A Robust Deep Learning Approach for COPD Automated Detection

COPD remains a prevalent and debilitating respiratory condition, necessitating early and accurate diagnosis for optimal clinical intervention. In this study, we propose a novel deep learning-based diagnostic framework that employs the ECAPA-TDNN (Emphasized Channel Attention, Propagation and Aggregation—Time Delay Neural Network) architecture to classify respiratory sound signals from the ICBHI dataset. Originally designed for speaker verification, ECAPA-TDNN introduces channel attention and multi-scale feature aggregation, which we adapt for the first time to the domain of medical acoustic analysis. This architecture allows the model to effectively capture subtle and discriminative patterns in pathological breathing sounds, overcoming the limitations of conventional CNN-based methods. Our methodology integrates rigorous signal preprocessing, log-Mel spectrogram extraction, and data augmentation to enhance robustness and generalization. An Attentive Statistics Pooling mechanism is employed for temporal feature summarization, while Grad-CAM-based explainability is incorporated to improve the interpretability of the diagnostic predictions.

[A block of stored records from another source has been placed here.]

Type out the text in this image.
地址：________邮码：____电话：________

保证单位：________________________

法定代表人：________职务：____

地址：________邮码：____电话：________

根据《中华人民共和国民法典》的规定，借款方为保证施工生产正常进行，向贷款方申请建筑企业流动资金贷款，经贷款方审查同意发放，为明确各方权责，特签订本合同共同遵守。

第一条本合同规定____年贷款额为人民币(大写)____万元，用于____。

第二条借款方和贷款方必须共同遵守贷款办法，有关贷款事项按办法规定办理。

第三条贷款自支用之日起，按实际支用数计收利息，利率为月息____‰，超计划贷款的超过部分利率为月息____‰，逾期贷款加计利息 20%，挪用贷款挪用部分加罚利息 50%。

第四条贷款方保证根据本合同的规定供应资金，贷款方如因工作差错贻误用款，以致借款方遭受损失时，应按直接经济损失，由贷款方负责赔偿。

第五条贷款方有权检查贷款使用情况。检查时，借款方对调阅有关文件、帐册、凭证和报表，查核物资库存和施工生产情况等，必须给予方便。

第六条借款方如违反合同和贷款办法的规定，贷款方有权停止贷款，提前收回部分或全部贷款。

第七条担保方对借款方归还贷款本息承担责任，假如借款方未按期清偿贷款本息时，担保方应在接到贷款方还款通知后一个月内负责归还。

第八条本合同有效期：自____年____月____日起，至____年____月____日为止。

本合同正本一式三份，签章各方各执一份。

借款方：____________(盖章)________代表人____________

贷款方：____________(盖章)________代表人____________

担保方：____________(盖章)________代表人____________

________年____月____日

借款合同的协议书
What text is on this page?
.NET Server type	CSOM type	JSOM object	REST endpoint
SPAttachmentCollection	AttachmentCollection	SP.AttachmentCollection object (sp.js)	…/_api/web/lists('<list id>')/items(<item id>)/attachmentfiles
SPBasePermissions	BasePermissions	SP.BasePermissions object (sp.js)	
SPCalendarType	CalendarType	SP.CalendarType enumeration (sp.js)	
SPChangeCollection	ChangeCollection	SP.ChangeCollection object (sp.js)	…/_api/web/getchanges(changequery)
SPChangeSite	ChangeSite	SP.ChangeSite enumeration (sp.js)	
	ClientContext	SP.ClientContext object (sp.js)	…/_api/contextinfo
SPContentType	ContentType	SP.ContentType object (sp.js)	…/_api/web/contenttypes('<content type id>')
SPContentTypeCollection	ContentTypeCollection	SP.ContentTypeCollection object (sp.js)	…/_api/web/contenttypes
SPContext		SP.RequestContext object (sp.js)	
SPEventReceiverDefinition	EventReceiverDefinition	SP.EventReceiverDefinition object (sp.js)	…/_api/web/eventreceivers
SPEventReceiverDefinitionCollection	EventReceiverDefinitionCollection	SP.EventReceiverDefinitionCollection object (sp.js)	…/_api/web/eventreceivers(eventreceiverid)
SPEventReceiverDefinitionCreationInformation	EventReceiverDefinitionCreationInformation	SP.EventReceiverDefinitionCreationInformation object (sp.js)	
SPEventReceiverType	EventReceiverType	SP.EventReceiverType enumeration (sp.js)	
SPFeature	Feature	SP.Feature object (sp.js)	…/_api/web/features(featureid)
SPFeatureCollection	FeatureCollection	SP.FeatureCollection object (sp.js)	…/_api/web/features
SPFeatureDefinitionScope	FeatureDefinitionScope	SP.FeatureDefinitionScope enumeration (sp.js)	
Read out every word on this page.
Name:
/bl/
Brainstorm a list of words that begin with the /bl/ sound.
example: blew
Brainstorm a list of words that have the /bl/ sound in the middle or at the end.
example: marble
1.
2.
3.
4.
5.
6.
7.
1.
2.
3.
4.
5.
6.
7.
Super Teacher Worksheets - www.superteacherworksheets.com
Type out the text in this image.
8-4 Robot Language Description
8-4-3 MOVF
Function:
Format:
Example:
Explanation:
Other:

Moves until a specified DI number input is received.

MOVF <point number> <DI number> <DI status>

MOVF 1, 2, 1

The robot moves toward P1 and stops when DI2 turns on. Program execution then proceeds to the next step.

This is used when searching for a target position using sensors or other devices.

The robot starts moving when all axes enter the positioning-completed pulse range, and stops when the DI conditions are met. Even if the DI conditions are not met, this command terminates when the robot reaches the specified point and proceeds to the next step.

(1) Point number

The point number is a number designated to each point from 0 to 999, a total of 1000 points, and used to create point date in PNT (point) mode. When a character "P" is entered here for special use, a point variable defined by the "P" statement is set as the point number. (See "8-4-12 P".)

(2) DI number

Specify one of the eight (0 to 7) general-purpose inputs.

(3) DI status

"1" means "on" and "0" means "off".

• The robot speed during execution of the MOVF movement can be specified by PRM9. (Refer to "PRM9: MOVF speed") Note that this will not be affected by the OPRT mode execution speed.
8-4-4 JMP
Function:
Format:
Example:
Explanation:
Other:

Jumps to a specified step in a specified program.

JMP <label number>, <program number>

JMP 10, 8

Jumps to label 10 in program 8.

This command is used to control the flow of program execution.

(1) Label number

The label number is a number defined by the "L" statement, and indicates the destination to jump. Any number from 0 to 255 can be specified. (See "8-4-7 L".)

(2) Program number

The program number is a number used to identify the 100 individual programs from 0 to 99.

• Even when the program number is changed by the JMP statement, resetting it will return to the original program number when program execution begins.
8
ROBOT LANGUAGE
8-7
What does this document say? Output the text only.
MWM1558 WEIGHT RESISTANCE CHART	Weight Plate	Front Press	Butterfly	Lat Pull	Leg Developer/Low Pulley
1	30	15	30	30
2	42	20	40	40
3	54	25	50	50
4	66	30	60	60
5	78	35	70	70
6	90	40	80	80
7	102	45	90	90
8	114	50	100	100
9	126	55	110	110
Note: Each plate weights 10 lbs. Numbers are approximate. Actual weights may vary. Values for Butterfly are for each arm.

The model is rigorously validated using a five-fold cross-validation scheme, achieving a mean validation accuracy of 96.8% with consistently high F1-scores and recall rates across all folds. Comparative analysis with prior methods highlights the superiority of our ECAPA-TDNN-based approach in terms of diagnostic precision, robustness, and potential clinical applicability. To the best of our knowledge, this is the first work to adapt ECAPA-TDNN for COPD detection from respiratory sounds, establishing a new benchmark in interpretable and high-performance acoustic-based respiratory disease screening.